X Algorithm Part 4: The Ranking Transformer

This is Part 4 of a 5-part series on the X recommendation algorithm. Part 1 covers the big-picture overview. Part 2 covers the pipeline framework. Part 3 covers candidate sourcing. Part 5 covers scoring, filtering, and the final feed.

The Model Is Tiny
What Goes Into the Transformer
Candidate Isolation Masking
The Transformer Architecture
Multi-Action Output
Design Analysis
What's Next

After filtering, ~168 candidates enter the scoring stage. Each one needs a score — a prediction of how likely this user is to engage with this post. That score comes from a Grok-based transformer in Phoenix.

This part covers exactly what that transformer sees, how it processes the input, and what it produces.

The Model Is Tiny

When the codebase says "Grok-based transformer", it doesn't mean the 314B parameter LLM. The ranking model is a miniature transformer configured in phoenix/run_ranker.py:45-53:

TransformerConfig(
    emb_size=128,
    widening_factor=2,
    key_size=64,
    num_q_heads=2,
    num_kv_heads=2,
    num_layers=2,
    attn_output_multiplier=0.125,
)

Two layers, 128-dimensional embeddings, 2 attention heads. By modern standards this is extremely small. The "Grok-based" label refers to the architecture pattern — RMSNorm, RoPE, grouped query attention, gated FFN — not the scale.

The design makes sense for serving: a short fixed-length sequence through a 2-layer transformer is fast on GPU, XLA-compiled, and deterministic. Capacity comes from training on enormous engagement data, not model depth.

What Goes Into the Transformer

The input isn't text. There's no post content, no user profile, no follower counts. The model sees only hash IDs and action types — structured into three types of tokens.

Three Token Types

phoenix/recsys_model.py:62-76

class RecsysBatch(NamedTuple):
    user_hashes: ...               # [B, num_user_hashes]
    history_post_hashes: ...       # [B, S, num_item_hashes]
    history_author_hashes: ...     # [B, S, num_author_hashes]
    history_actions: ...           # [B, S, num_actions] — one-hot engagements
    history_product_surface: ...   # [B, S] — app surface where interaction happened
    candidate_post_hashes: ...     # [B, C, num_item_hashes]
    candidate_author_hashes: ...   # [B, C, num_author_hashes]
    candidate_product_surface: ... # [B, C]

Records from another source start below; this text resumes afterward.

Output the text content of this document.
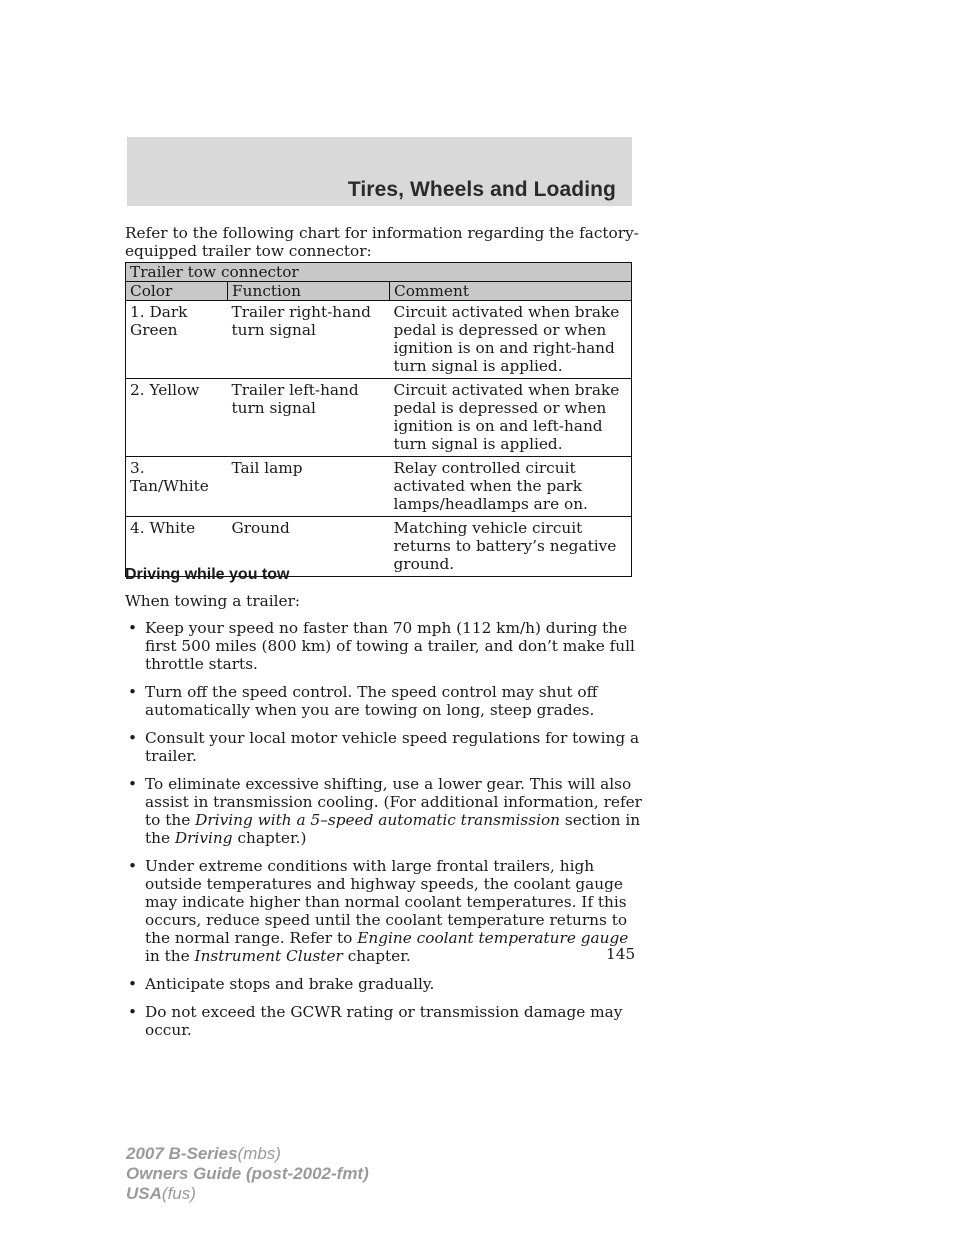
Tires, Wheels and Loading

Refer to the following chart for information regarding the factory-equipped trailer tow connector:

Trailer tow connector		
Color	Function	Comment
1. Dark Green	Trailer right-hand turn signal	Circuit activated when brake pedal is depressed or when ignition is on and right-hand turn signal is applied.
2. Yellow	Trailer left-hand turn signal	Circuit activated when brake pedal is depressed or when ignition is on and left-hand turn signal is applied.
3. Tan/White	Tail lamp	Relay controlled circuit activated when the park lamps/headlamps are on.
4. White	Ground	Matching vehicle circuit returns to battery’s negative ground.
Driving while you tow

When towing a trailer:

• Keep your speed no faster than 70 mph (112 km/h) during the first 500 miles (800 km) of towing a trailer, and don’t make full throttle starts.
• Turn off the speed control. The speed control may shut off automatically when you are towing on long, steep grades.
• Consult your local motor vehicle speed regulations for towing a trailer.
• To eliminate excessive shifting, use a lower gear. This will also assist in transmission cooling. (For additional information, refer to the Driving with a 5–speed automatic transmission section in the Driving chapter.)
• Under extreme conditions with large frontal trailers, high outside temperatures and highway speeds, the coolant gauge may indicate higher than normal coolant temperatures. If this occurs, reduce speed until the coolant temperature returns to the normal range. Refer to Engine coolant temperature gauge in the Instrument Cluster chapter.
• Anticipate stops and brake gradually.
• Do not exceed the GCWR rating or transmission damage may occur.
145
2007 B-Series(mbs)
Owners Guide (post-2002-fmt)
USA(fus)
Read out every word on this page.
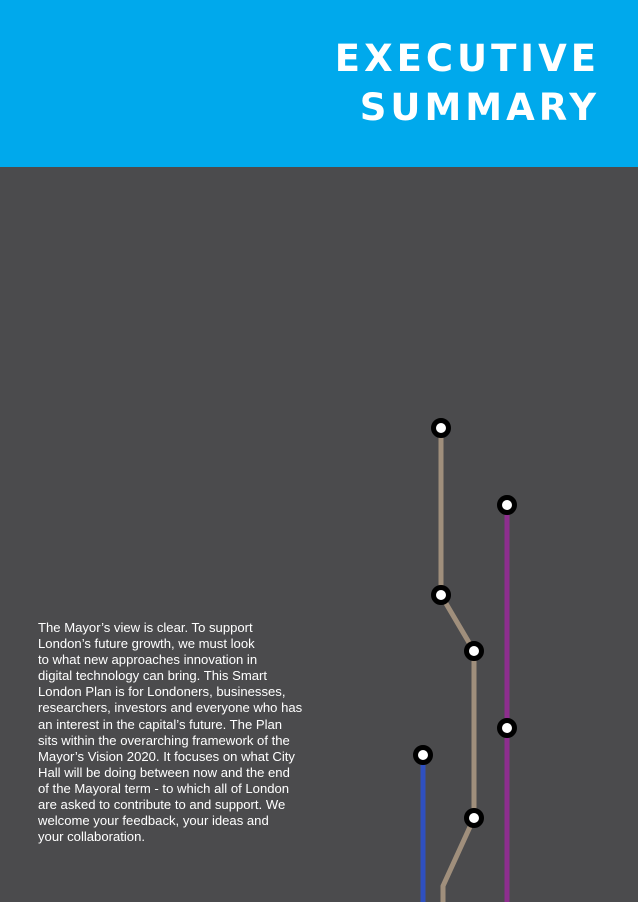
EXECUTIVE
SUMMARY

The Mayor’s view is clear. To support
London’s future growth, we must look
to what new approaches innovation in
digital technology can bring. This Smart
London Plan is for Londoners, businesses,
researchers, investors and everyone who has
an interest in the capital’s future. The Plan
sits within the overarching framework of the
Mayor’s Vision 2020. It focuses on what City
Hall will be doing between now and the end
of the Mayoral term - to which all of London
are asked to contribute to and support. We
welcome your feedback, your ideas and
your collaboration.
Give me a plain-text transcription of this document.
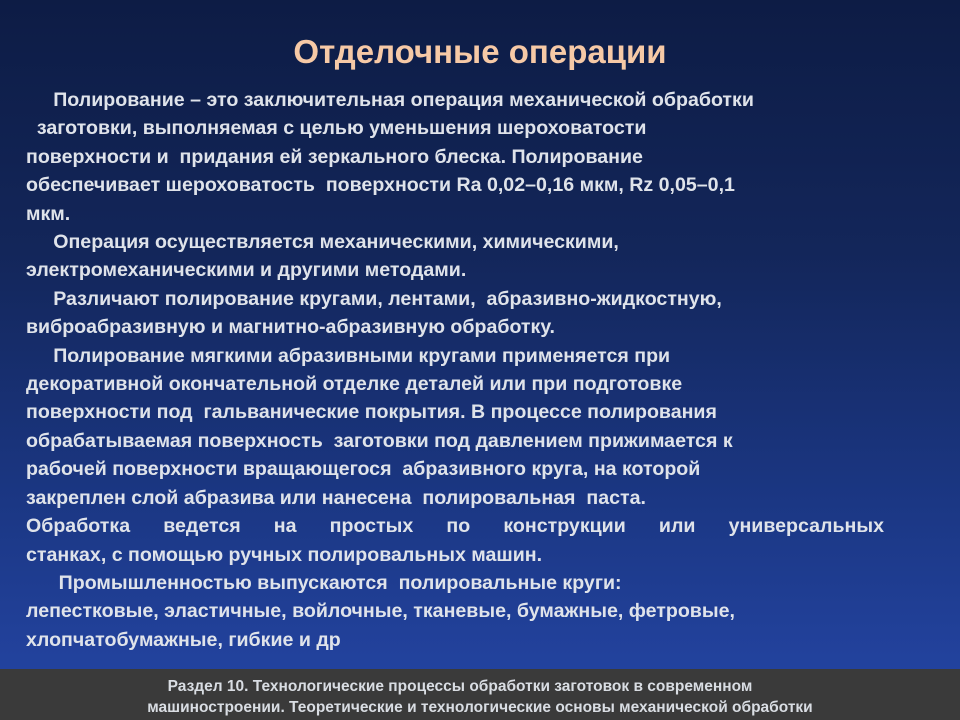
Отделочные операции
Полирование – это заключительная операция механической обработки
заготовки, выполняемая с целью уменьшения шероховатости
поверхности и  придания ей зеркального блеска. Полирование
обеспечивает шероховатость  поверхности Ra 0,02–0,16 мкм, Rz 0,05–0,1
мкм.
Операция осуществляется механическими, химическими,
электромеханическими и другими методами.
Различают полирование кругами, лентами,  абразивно-жидкостную,
виброабразивную и магнитно-абразивную обработку.
Полирование мягкими абразивными кругами применяется при
декоративной окончательной отделке деталей или при подготовке
поверхности под  гальванические покрытия. В процессе полирования
обрабатываемая поверхность  заготовки под давлением прижимается к
рабочей поверхности вращающегося  абразивного круга, на которой
закреплен слой абразива или нанесена  полировальная  паста.
Обработка ведется на простых по конструкции или универсальных
станках, с помощью ручных полировальных машин.
Промышленностью выпускаются  полировальные круги:
лепестковые, эластичные, войлочные, тканевые, бумажные, фетровые,
хлопчатобумажные, гибкие и др
Раздел 10. Технологические процессы обработки заготовок в современном
машиностроении. Теоретические и технологические основы механической обработки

Notice what's missing from candidates: history_actions. Candidates haven't been engaged with yet — that's what we're trying to predict. The asymmetry between history tokens and candidate tokens is intentional and important.

Each hash ID resolves to a learned embedding vector. Two hash functions are used per entity (num_user_hashes=2, num_item_hashes=2, num_author_hashes=2), then combined via concatenation and projection. This was covered in Part 3.

User Token

phoenix/recsys_model.py:79-119

def block_user_reduce(user_hashes, user_embeddings, num_user_hashes, emb_size):
    B = user_embeddings.shape[0]
    # Concatenate 2 hash embeddings: [B, 1, 2D]
    user_embedding = user_embeddings.reshape((B, 1, num_user_hashes * emb_size))
    # Learned projection [2D → D]
    user_embedding = jnp.dot(user_embedding, proj_mat_1)
    return user_embedding  # [B, 1, D]

The user becomes a single token: one vector of dimension D that represents "who this person is" based on their hash ID. The user token is always position 0 in the sequence.

History Tokens

phoenix/recsys_model.py:122-182

Each history item combines four signals into one token:

def block_history_reduce(...):
    # Concatenate: post hashes + author hashes + actions + product_surface
    # Shape: [B, S, (num_item_hashes + num_author_hashes) * D + D + D]
    #      = [B, S, 6D]
    post_author_embedding = jnp.concatenate([
        history_post_embeddings_reshaped,   # [B, S, 2D]
        history_author_embeddings_reshaped, # [B, S, 2D]
        history_actions_embeddings,         # [B, S, D]
        history_product_surface_embeddings, # [B, S, D]
    ], axis=-1)
    # Project [6D → D]
    history_embedding = jnp.dot(post_author_embedding, proj_mat_3)
    return history_embedding  # [B, S, D]

The action encoding deserves attention. Each history item records what action the user took (history_actions is a multi-hot vector). These are converted to signed values before projection:

phoenix/recsys_model.py:314

actions_signed = (2 * actions - 1).astype(jnp.float32)
action_emb = jnp.dot(actions_signed, action_projection)  # [num_actions, D]

A 1 (action taken) maps to +1. A 0 (action not taken) maps to -1. Both directions carry signal. The learned [num_actions, D] matrix converts the signed vector into an embedding.

product_surface is categorical — where the engagement happened (home timeline, explore, notifications, etc.). It uses a small lookup table with vocab_size=16.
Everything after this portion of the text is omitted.